The man was, as mentioned above, extremely charismatic; his messages may have been odd but the heart of it was one of peace, positive thinking, and brotherhood. Add in the revival music, and the package was obviously irresistable for Mercer. Johnny attended one of Father Divine’s sermons in 1944, and amid the free-association conglomeration of convoluted words and ramblings, he was struck when the Reverend Major proclaimed “you got to accentuate the positive and eliminate the negative.”

With Arlen’s tune, Mercer recorded “Ac-Cent-Tchu-Ate the Positive” himself, using the Pied Pipers for the gospel-inspired background singers. The song hit the charts in January 1945, stalling at #2 behind The Andrews Sisters’ “Rum and Coca Cola.” A cover version was rushed out by Bing Crosby and the Andrews Sisters, and moved Mercer’s version aside to also stall at #2, giving LaVerne, Maxene and Patricia a lock on the charts.
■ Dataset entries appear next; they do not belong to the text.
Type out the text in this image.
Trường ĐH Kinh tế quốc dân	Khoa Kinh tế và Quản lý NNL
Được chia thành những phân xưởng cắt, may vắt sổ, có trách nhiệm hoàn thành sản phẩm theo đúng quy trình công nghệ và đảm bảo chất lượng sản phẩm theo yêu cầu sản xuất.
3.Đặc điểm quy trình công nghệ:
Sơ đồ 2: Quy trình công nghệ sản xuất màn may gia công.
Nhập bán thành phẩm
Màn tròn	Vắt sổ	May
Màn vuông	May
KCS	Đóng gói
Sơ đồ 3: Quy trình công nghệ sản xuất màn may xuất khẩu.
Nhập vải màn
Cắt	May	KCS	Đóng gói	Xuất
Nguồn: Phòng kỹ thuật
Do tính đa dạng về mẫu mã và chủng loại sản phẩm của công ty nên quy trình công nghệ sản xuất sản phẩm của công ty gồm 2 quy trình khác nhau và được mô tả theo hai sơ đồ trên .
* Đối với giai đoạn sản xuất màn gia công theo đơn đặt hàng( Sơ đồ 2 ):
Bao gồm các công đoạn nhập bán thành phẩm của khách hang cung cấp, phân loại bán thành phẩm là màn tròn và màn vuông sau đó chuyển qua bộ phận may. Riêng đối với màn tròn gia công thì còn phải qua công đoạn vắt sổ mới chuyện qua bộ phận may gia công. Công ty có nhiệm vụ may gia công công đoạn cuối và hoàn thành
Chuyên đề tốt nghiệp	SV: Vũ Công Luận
Artie Shaw put another version in the top ten, and Kay Kyser also charted.

The song has been re-recorded through the years, with the new takes often gaining ground on easy listening/adult contemporary radio. It was used in the film Midnight In the Garden of Good and Evil, the real story of which occured in Savannah at a property once known as “The Mercer House,” but was out of the family before Johnny was born. The song was recorded for the film by Clint Eastwood, a version that doesn’t work quite as well as others.

As for the inspirational backstory, Mercer stuck to it, even years later. And although Father Divine has faded into oblivion, his message lives on in the Great American Songbook.


Recommended Viewing: An historic early 1970s video of Bing Crosby and Bette Midler doing a fantastic duet of “Ac-Cent-Tchu-Ate the Positive” occasionally circulates on Youtube and is shown on public television specials. When this performance was recorded, Midler was still growing into her career and it’s obvious that she recognized the importance of singing with Der Bingle. Crosby, for his part, was still singing flawlessly some 30 years after his prime. This video shows, in just a few short minutes, that when you combine two outstanding artists with a classic tune from the Great American Songbook, the result is magical. If you stumble across this, don’t miss it!